Forschung

•   Instruction-based Learning

Volitional control of action allows for the flexible selection of the one behavior that appears most appropriate in the current situation. To behave “appropriately” poses several challenges to an organism, depending on its learning history. If the goal is known (e.g. to have a coffee), but the means to achieve this goal in the current situation are unknown, it is crucial to figure out what the “correct” action is and to avoid errors. This can be sovlved via trial-and-error learning which relies on evaluating retrospectively whether an action performed under certain stimulus conditions yielded desirable outcomes. By contrast, exploiting our highly developed communication skills humans can use explicit instructions as an acquisition shortcut specifying prospectively how to yield intended outcomes under the appropriate stimulus conditions (e.g., by consulting the operating instructions of the coffee maker or by observing someone else demonstrating the operation of the machine). The central aim of this project is to advance our surprisingly limited knowledge of the neurocognitive mechanism underlying the instruction-based acquisition of novel goal-directed behaviors. This research is supported by a DFG-grant of Hannes Ruge and Uta Wolfensteller (SFB940 project A2).

• Action Control

The question how (and why) people act in a goal-oriented manner is one of the core questions in psychology. We explore this question focusing on fundamental associational learning mechanisms as well as competition resolution mechanisms.

Learning Mechanisms

A fundamental prerequisite of goal-oriented behavior is to correctly recognize associations between events, for instance, between a certain action (pressing a green button) in a certain context (the coffee maker in the cafeteria) and a certain subsequent event (coffee). What is remarkable is that people are extremely fast in learning such associations between events. By means of functional magnetic resonance imaging (fMRI), one main goal of the project is to elucidate the brain mechanisms that underlie the rapid learning of such associations and are hence fundamental to goal-directed behaviour. What is special about learning the type of associations that ultimately enable goal-oriented behaviour, compared to learning associations allowing stimulus-driven behaviour, or event anticipation lacking implications for one’s own behaviour? Different variations of the experimental paradigm will provide insight not only regarding whether (i.e., under which circumstances) and how rapid learning is implemented in the brain, but also whether and how learnt associations are translated into assumptions and expectations in the context of goal-directed behavior. This research is supported by a DFG-grant of Hannes Ruge and Uta Wolfensteller (RU 1539/2-1 and SFB940 project A2).

Competition Resolution

Another crucial aspect of volitional control pertains to the fact, that in virtually any situation we can choose among a bunch of different actions, each of which has successfully served to yield different goals in the past (just imagine the numerous goals you could pursue by different uses of a kitchen knife). There is rarely one single correct action in a given situation and the goal to simply “take the correct action” is obviously underspecified unless a specific goal is determined. Thus, in this case, volitional control means selecting the action that has previously served to achieve specifically the currently pursued goal. Importantly, action selection is typically not only challenged due to competing goals or competing action-goal associations, but also due to directly stimulus-induced action tendencies that may override any goal-directed choices. It is therefore crucial to examine goal-directed action control in direct contrast to stimulus-bound control and to consider possible variables that may shift the balance between these competing influences on choice behavior. This research is supported by a DFG-grant of Hannes Ruge and Uta Wolfensteller (SFB940 project A2).

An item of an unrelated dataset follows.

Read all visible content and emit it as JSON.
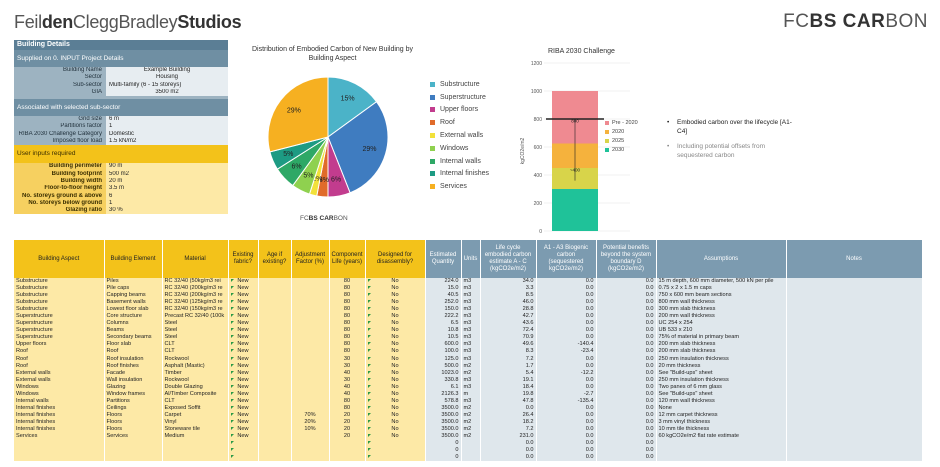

•   Preparatory control in task switching

Human behavior is flexible in that it is organized according to the anticipated future consequences of action (i.e., goals) rather than merely reacting upon current sensory inputs (see project ‘action control’). Another variety of behavioral flexibility is that goals can be adjusted and switched momentarily. This ability has been extensively examined within the task switching paradigm. Using fMRI and EEG methodologies, we have been interested in characterizing the multi-facetted nature of preparatory processes in anticipation of implementing a changed task goal.

• Fmri Design & Analysis

FMRI-based mental chronometry

Mental processes naturally evolve across time both serially and in parallel. An important endeavor tightly linked to the classical notion of mental chronometry therefore is to determine the flow of information processing that transforms sensory inputs into high-order mental representations and overt behavior. Due to the slow evolution of event-related hemodynamic responses fMRI-based mental chronometry has been notoriously difficult. This project attempts to recover temporal process information by extracting BOLD response timing parameters associated with the experimentally controlled temporal structure of successive events. Currently, this approach is used to evaluate the impact of random vs. blocked foreperiods in forced-choice and task switching paradigms. Furthermore we explore the challenges and potential benefits of sub-second whole brain acquisition of functional MRI data for fMRI-based mental chronometry.

Utilization and development of advanced analysis methods.

• Large-scale pattern classification.
• Global functional network analysis.
• EEG-informed FMRI-based mental chronometry using simultanenous EEG-FMRI acquistion. 

This research is supported by a DFG-grant of Hannes Ruge and Michael Marxen (SFB940 project Z2).